CAPUA: IL “SILENO” IMPICCATO DI PIAZZA DEI GIUDICI

L’INSENSIBILITA’ VERSO LA BELLEZZA PUO’ OFFENDERE UN PREGEVOLE REPERTO ARCHEOLOGICO

Durante queste feste natalizie e di fine anno, i passanti hanno avuto occasione di notare, in Piazza dei Giudici, una singolare coreografia: una specie di collana, fatta di un cavo di gomma, cinge il collo di uno dei busti infissi sulla facciata del Municipio. La collana è costituita da un cavo elettrico, utilizzato per le luminarie della piazza, in occasione delle festività, attorcigliato più volte intorno al collo del busto di una divinità pagana, proveniente dall’Anfiteatro di Santa Maria C.V.. Secondo le indicazioni provenienti dagli archeologi di quell’anfiteatro, si tratta del busto di un Sileno barbato.
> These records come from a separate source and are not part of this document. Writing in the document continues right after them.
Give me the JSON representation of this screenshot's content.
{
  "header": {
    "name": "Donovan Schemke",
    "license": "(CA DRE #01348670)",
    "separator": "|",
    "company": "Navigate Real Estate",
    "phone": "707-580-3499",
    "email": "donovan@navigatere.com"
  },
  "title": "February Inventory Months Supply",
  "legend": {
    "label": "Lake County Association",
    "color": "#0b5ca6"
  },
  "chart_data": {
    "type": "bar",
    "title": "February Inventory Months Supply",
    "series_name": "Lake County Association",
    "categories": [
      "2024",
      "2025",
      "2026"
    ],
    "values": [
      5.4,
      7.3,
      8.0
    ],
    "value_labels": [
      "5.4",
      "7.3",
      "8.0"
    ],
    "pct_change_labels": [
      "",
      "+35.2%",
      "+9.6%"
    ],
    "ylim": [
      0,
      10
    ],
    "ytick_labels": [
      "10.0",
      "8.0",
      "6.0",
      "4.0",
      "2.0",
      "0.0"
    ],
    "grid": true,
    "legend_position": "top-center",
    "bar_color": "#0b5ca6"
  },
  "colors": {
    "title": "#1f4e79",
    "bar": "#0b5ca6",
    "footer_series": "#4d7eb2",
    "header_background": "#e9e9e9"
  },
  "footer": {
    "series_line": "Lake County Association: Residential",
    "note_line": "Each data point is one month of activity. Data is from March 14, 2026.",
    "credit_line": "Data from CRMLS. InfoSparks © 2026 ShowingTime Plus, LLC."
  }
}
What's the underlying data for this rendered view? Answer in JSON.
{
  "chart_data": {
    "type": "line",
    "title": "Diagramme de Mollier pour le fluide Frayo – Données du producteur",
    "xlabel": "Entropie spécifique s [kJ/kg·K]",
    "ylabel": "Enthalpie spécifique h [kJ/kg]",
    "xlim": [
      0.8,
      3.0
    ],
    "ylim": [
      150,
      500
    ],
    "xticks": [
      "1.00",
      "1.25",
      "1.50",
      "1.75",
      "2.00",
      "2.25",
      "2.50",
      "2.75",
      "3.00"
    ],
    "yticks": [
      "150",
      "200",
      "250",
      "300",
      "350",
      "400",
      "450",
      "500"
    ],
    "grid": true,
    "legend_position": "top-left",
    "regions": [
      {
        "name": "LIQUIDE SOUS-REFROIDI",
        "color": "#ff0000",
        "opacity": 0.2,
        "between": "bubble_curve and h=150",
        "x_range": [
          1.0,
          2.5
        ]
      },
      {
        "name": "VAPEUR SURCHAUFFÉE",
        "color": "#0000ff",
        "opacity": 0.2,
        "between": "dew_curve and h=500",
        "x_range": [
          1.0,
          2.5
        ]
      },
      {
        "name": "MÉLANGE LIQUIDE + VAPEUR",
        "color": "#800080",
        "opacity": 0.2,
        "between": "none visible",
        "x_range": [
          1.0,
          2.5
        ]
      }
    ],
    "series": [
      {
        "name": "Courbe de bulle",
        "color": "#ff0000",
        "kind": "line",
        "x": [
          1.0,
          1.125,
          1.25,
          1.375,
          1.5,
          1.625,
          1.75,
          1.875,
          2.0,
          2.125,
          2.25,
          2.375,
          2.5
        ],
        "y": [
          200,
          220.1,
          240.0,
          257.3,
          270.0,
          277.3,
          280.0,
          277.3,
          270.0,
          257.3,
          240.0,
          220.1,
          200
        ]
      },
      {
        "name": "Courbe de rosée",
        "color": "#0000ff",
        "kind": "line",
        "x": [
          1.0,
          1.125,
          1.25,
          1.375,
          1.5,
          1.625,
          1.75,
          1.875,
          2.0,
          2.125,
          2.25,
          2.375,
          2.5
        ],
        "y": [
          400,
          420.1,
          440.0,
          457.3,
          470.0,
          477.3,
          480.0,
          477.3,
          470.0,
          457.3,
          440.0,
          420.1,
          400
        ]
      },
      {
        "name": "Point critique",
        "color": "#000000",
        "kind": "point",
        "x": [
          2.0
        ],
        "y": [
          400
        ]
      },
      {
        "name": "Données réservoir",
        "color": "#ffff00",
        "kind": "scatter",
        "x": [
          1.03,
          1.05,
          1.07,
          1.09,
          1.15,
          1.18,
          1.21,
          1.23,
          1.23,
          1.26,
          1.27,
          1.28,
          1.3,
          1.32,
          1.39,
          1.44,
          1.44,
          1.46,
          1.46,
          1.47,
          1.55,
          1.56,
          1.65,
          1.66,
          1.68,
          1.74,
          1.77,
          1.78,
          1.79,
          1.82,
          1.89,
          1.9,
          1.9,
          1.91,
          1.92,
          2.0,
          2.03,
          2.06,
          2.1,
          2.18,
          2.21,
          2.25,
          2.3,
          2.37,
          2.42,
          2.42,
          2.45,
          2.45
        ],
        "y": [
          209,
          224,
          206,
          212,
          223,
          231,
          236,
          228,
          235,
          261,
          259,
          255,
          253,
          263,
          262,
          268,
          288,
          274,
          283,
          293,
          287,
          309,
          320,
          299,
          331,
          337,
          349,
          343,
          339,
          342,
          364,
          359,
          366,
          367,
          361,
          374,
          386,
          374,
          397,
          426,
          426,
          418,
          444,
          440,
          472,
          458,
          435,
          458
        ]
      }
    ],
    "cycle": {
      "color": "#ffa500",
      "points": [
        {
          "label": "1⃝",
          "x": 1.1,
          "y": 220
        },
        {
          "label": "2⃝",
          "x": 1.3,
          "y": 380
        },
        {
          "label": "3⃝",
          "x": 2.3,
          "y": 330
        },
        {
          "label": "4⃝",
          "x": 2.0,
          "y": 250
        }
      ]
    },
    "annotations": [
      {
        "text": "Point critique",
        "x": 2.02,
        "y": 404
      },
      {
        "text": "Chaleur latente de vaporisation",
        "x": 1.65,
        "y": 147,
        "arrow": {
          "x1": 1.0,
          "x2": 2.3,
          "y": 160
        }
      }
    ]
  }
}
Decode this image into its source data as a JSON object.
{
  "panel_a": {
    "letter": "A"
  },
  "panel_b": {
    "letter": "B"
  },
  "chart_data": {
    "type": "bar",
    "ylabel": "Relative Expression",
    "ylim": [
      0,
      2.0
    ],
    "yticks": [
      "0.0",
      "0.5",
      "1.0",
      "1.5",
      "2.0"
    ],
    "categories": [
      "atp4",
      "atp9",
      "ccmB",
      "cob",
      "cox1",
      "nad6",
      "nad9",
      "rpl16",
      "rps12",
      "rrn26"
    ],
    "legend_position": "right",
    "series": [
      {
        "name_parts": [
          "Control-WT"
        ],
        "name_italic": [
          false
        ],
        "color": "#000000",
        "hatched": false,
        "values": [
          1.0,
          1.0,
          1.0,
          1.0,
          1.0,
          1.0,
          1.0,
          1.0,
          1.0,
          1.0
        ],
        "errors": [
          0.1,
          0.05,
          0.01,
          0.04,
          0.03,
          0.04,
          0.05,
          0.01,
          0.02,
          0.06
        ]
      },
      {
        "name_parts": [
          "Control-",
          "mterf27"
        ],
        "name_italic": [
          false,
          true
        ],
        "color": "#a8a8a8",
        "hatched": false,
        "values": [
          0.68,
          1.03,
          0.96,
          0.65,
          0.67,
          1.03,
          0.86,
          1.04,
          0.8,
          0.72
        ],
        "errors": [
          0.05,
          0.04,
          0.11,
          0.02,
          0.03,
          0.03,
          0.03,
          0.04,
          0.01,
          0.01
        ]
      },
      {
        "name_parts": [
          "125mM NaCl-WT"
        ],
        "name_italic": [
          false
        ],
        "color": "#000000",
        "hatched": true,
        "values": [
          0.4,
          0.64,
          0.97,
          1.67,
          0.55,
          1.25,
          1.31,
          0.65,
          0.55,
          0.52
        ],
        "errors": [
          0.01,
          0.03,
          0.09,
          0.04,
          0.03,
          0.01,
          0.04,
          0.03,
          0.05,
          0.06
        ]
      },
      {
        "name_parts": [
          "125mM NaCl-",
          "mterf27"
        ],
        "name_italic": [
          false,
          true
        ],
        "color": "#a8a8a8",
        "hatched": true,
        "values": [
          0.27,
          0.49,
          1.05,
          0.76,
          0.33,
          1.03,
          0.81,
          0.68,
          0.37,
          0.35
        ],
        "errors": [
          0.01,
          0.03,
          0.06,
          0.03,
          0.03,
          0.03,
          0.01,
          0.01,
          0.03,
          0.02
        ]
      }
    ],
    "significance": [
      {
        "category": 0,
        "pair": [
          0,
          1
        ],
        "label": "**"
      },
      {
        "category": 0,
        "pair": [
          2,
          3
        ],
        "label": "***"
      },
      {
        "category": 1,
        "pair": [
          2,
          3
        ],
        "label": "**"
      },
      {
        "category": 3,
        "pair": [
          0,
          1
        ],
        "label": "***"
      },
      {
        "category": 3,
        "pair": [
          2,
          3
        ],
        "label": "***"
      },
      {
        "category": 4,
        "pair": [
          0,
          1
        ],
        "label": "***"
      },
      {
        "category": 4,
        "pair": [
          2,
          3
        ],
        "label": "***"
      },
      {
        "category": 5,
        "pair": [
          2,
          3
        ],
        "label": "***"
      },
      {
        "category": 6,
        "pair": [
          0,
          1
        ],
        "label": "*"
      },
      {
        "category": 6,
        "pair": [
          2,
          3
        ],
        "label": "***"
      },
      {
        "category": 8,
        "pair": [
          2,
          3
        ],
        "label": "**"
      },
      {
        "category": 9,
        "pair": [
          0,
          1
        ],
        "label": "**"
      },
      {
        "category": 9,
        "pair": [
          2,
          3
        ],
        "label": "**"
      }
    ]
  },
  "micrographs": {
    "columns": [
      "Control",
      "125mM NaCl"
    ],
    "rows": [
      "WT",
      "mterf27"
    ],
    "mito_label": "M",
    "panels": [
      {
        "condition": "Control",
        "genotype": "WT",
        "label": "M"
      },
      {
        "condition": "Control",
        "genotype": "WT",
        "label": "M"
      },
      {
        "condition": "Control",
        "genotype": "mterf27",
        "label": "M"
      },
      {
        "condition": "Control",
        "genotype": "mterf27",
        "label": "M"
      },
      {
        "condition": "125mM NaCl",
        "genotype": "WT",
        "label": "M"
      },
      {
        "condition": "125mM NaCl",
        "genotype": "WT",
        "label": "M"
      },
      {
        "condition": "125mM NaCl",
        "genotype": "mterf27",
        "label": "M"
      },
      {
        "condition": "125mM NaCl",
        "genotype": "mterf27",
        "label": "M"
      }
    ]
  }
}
Come è noto, oltre questo, ci sono protomi e busti di altre divinità e semidei e precisamente quelli di Giove, di Apollo, di Mercurio, nonché una maschera teatrale. Nella foto a corredo del presente articolo si può cogliere la corrispondenza tra il nome della divinità ed il busto che la rappresenta. Questi busti e protomi decoravano l’Anfiteatro Campano. Alcuni costituivano anche delle chiavi d’arco dell’imponente costruzione. L’operaio che ha provveduto ai lavori ha pensato di sistemare frettolosamente il cavo troppo eccessivo in lunghezza rispetto al bisogno, facendolo ruotare più volte intorno al busto del Sileno barbato, senza rendersi conto che in tal modo ha oltraggiato un importante reperto archeologico.

Il busto di Sileno

Se ci avesse pensato un poco di più, poteva avvolgerlo alle sbarre di una retrostante finestra. I turisti che vengono a Capua transitano quasi sempre per Piazza dei Giudici, il salotto della nostra cittadina, ammirando con curiosità ed ammirazione quei busti, cercando di coglierne il sotteso significato. Per noi capuani, habitué della piazza, i reperti in questione, magari, non esercitano alcun particolare fascino, ma per chi ci arriva per la prima volta, costituiscono una suggestiva attrattiva, anche per tutta la storia a cui essi rimandano. Probabilmente l’esuberanza di reperti archeologici ci rende insensibili alla grande bellezza.